採用1か月で無断欠勤が続く看護師の退職手続きへ

 無断欠勤の日数の長短はありますが、一般的に「よくある話」です。就業規則にもとづき普通退職扱いか、懲戒解雇とするケースですが、今回の状況と論点は次のように整理されます。

・出勤の督促を再三にわたり行っている

・上記のプロセスを日時入りで記録(証拠)を残している

・無断欠勤等による退職ついて就業規則に規定があり、「周知」されている

・30日以上の欠勤は続いているが、出勤の意思は示している

 問題を少々ややこしくさせているのが4つ目の「出勤の意思は示している」という点です。

 今回のように職員と連絡が取れなくなった場合、実務上は無断欠勤として扱い、そのまま音信不通となった日数(一般的に14日以上)により懲戒処分を検討します。そして、なおも出勤の督促に応じず、本人と連絡が取れないまま1カ月以上経過したときに、就業規則の普通退職条項の「職員が行方不明となり、30日以上連絡がとれないとき」などの規定にもとづいて自然退職扱いとするのが一般的です。

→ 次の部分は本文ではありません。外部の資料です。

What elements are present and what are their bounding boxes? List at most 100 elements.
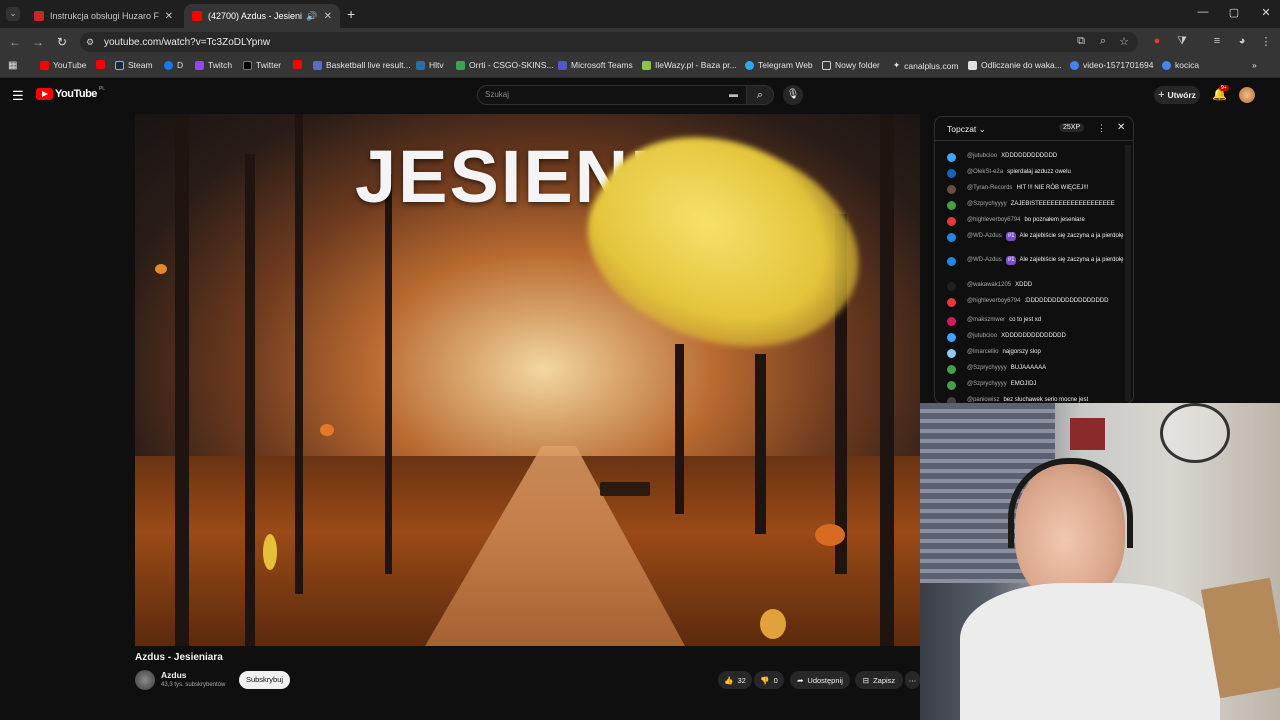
chat-avatar[interactable] — [947, 257, 956, 266]
chat-avatar[interactable] — [947, 365, 956, 374]
chat-avatar[interactable] — [947, 381, 956, 390]
menu-icon[interactable]: ☰ — [12, 88, 24, 104]
close-tab-icon[interactable]: ✕ — [324, 11, 332, 22]
chat-author[interactable]: @OlekSt-e2a — [967, 169, 1003, 175]
bookmark-twitter[interactable]: Twitter — [243, 60, 281, 70]
reload-icon[interactable]: ↻ — [55, 35, 69, 49]
chat-author[interactable]: @wakawak1205 — [967, 282, 1011, 288]
chat-text: XDDD — [1015, 282, 1033, 288]
close-chat-icon[interactable]: ✕ — [1117, 122, 1125, 133]
video-player[interactable]: JESIENIAR — [135, 114, 920, 646]
bookmark-basketball[interactable]: Basketball live result... — [313, 60, 411, 70]
chat-author[interactable]: @jutubcioo — [967, 153, 997, 159]
media-controls-icon[interactable]: ≡ — [1210, 35, 1224, 47]
bookmark-youtube-2[interactable] — [96, 60, 109, 69]
chat-author[interactable]: @WD-Azdus — [967, 233, 1002, 239]
chat-message-body: @OlekSt-e2a spierdalaj azduzz owelu — [967, 168, 1127, 177]
back-icon[interactable]: ← — [8, 35, 22, 49]
create-button[interactable]: + Utwórz — [1154, 86, 1200, 104]
maximize-button[interactable]: ▢ — [1224, 6, 1244, 19]
chat-author[interactable]: @Szprychyyyy — [967, 365, 1007, 371]
falling-leaf — [155, 264, 167, 274]
bookmark-video[interactable]: video-1571701694 — [1070, 60, 1153, 70]
bookmark-steam[interactable]: Steam — [115, 60, 153, 70]
url-text[interactable]: youtube.com/watch?v=Tc3ZoDLYpnw — [104, 37, 270, 48]
youtube-icon — [96, 60, 105, 69]
voice-search-button[interactable]: 🎙 — [783, 85, 803, 105]
chat-avatar[interactable] — [947, 153, 956, 162]
minimize-button[interactable]: — — [1193, 6, 1213, 18]
youtube-logo[interactable]: YouTube PL — [36, 86, 105, 100]
chat-avatar[interactable] — [947, 169, 956, 178]
chat-avatar[interactable] — [947, 349, 956, 358]
install-app-icon[interactable]: ⧉ — [1074, 35, 1088, 48]
save-button[interactable]: ⊟ Zapisz — [855, 671, 903, 689]
site-info-icon[interactable]: ⚙ — [86, 37, 94, 48]
chat-author[interactable]: @makszmwer — [967, 317, 1005, 323]
chat-avatar[interactable] — [947, 217, 956, 226]
tree-trunk — [295, 114, 303, 594]
chat-avatar[interactable] — [947, 317, 956, 326]
apps-grid-icon[interactable]: ▦ — [8, 60, 17, 71]
tab-instrukcja[interactable]: Instrukcja obsługi Huzaro Force ✕ — [26, 4, 181, 28]
chat-author[interactable]: @WD-Azdus — [967, 257, 1002, 263]
like-button[interactable]: 👍 32 — [718, 671, 752, 689]
bookmark-teams[interactable]: Microsoft Teams — [558, 60, 633, 70]
search-button[interactable]: ⌕ — [746, 85, 774, 105]
chat-menu-icon[interactable]: ⋮ — [1097, 123, 1106, 134]
chat-avatar[interactable] — [947, 333, 956, 342]
keyboard-icon[interactable]: ▬ — [729, 89, 738, 99]
speaker-icon[interactable]: 🔊 — [306, 11, 317, 22]
bookmark-orrti[interactable]: Orrti - CSGO-SKINS... — [456, 60, 554, 70]
chat-author[interactable]: @highleverboy6794 — [967, 298, 1020, 304]
channel-name[interactable]: Azdus — [161, 670, 187, 680]
bookmark-canalplus[interactable]: ✦ canalplus.com — [893, 60, 958, 71]
bookmark-youtube[interactable]: YouTube — [40, 60, 86, 70]
chat-avatar[interactable] — [947, 233, 956, 242]
bookmark-odliczanie[interactable]: Odliczanie do waka... — [968, 60, 1062, 70]
tab-youtube-video[interactable]: (42700) Azdus - Jesieniara 🔊 ✕ — [184, 4, 340, 28]
bookmark-star-icon[interactable]: ☆ — [1117, 35, 1131, 48]
share-button[interactable]: ➦ Udostępnij — [790, 671, 850, 689]
xp-badge[interactable]: 25XP — [1059, 123, 1085, 132]
chat-author[interactable]: @jutubcioo — [967, 333, 997, 339]
new-tab-button[interactable]: + — [347, 6, 355, 22]
chat-author[interactable]: @Szprychyyyy — [967, 201, 1007, 207]
forward-icon[interactable]: → — [31, 35, 45, 49]
chat-avatar[interactable] — [947, 298, 956, 307]
chat-author[interactable]: @Szprychyyyy — [967, 381, 1007, 387]
chat-avatar[interactable] — [947, 185, 956, 194]
bookmark-d[interactable]: D — [164, 60, 183, 70]
chat-mode-dropdown[interactable]: Topczat ⌄ — [947, 124, 986, 135]
bookmark-telegram[interactable]: Telegram Web — [745, 60, 813, 70]
chat-avatar[interactable] — [947, 282, 956, 291]
account-avatar[interactable] — [1239, 87, 1255, 103]
subscribe-button[interactable]: Subskrybuj — [239, 671, 290, 689]
bookmark-kocica[interactable]: kocica — [1162, 60, 1199, 70]
bookmark-ilewazy[interactable]: IleWazy.pl - Baza pr... — [642, 60, 737, 70]
bookmark-hltv[interactable]: Hltv — [416, 60, 444, 70]
more-actions-button[interactable]: ⋯ — [905, 671, 920, 689]
bookmark-folder[interactable]: Nowy folder — [822, 60, 880, 70]
dislike-button[interactable]: 👎 0 — [754, 671, 784, 689]
chat-author[interactable]: @highleverboy6794 — [967, 217, 1020, 223]
bookmark-twitch[interactable]: Twitch — [195, 60, 232, 70]
extension-red-icon[interactable]: ● — [1150, 35, 1164, 47]
extensions-icon[interactable]: ⧩ — [1175, 35, 1189, 48]
chat-scrollbar[interactable] — [1125, 145, 1131, 401]
zoom-icon[interactable]: ⌕ — [1096, 35, 1110, 48]
chat-author[interactable]: @lmarcellio — [967, 349, 998, 355]
chat-avatar[interactable] — [947, 201, 956, 210]
close-window-button[interactable]: ✕ — [1256, 6, 1276, 19]
more-bookmarks-icon[interactable]: » — [1252, 60, 1257, 70]
chat-text: XDDDDDDDDDDDDDD — [1001, 333, 1066, 339]
search-input[interactable] — [477, 85, 747, 105]
chat-author[interactable]: @Tyran-Records — [967, 185, 1012, 191]
tab-search-icon[interactable]: ⌄ — [6, 7, 20, 21]
channel-avatar[interactable] — [135, 670, 155, 690]
youtube-icon — [40, 60, 49, 70]
browser-menu-icon[interactable]: ⋮ — [1259, 35, 1273, 48]
close-tab-icon[interactable]: ✕ — [165, 11, 173, 22]
profile-icon[interactable]: ◕ — [1235, 35, 1249, 47]
bookmark-youtube-3[interactable] — [293, 60, 306, 69]
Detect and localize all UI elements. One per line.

 また、業務上の重要書類とロッカーの鍵を持ち帰ったまま無断欠勤を続けているため、懲戒解雇もあり得るケースなのですが、「続けたい」「出勤します」という本人の意思表示が示されている以上、安易に退職や解雇の手続きをとることもできません。

 ちなみにこの病院は、経験者採用の場合には試用期間は設けておらず、休職規程に「1年未満の者」という除外規定もないため、仮に、メンタル疾患を理由に医師の診断書が提出されれば、休職を適用する余地は残されており、総務ではそれも視野に入れた対応を当初はとっていました。

 今回のようなケースで目指すべきは退職勧奨による合意退職ですが、出勤の督促に応じない状況から、私は事務長と総務課長と相談して、「現状のままだと〇月〇日付けで普通退職扱いとなる」旨の最後通告の書面を通知して決着させることにしました。

 しかし、発送直前になって、突然本人が病院にやってきて、書類や鍵類返却し、退職していったとのことですが……。

 後日談ですが、この看護師、当院に採用された後、前職の雇用保険の喪失手続きのズレが発覚するなど、無断欠勤の〝常習犯〟の可能性もないわけではないと聞かされ、なんとも後味の悪い結末となりました。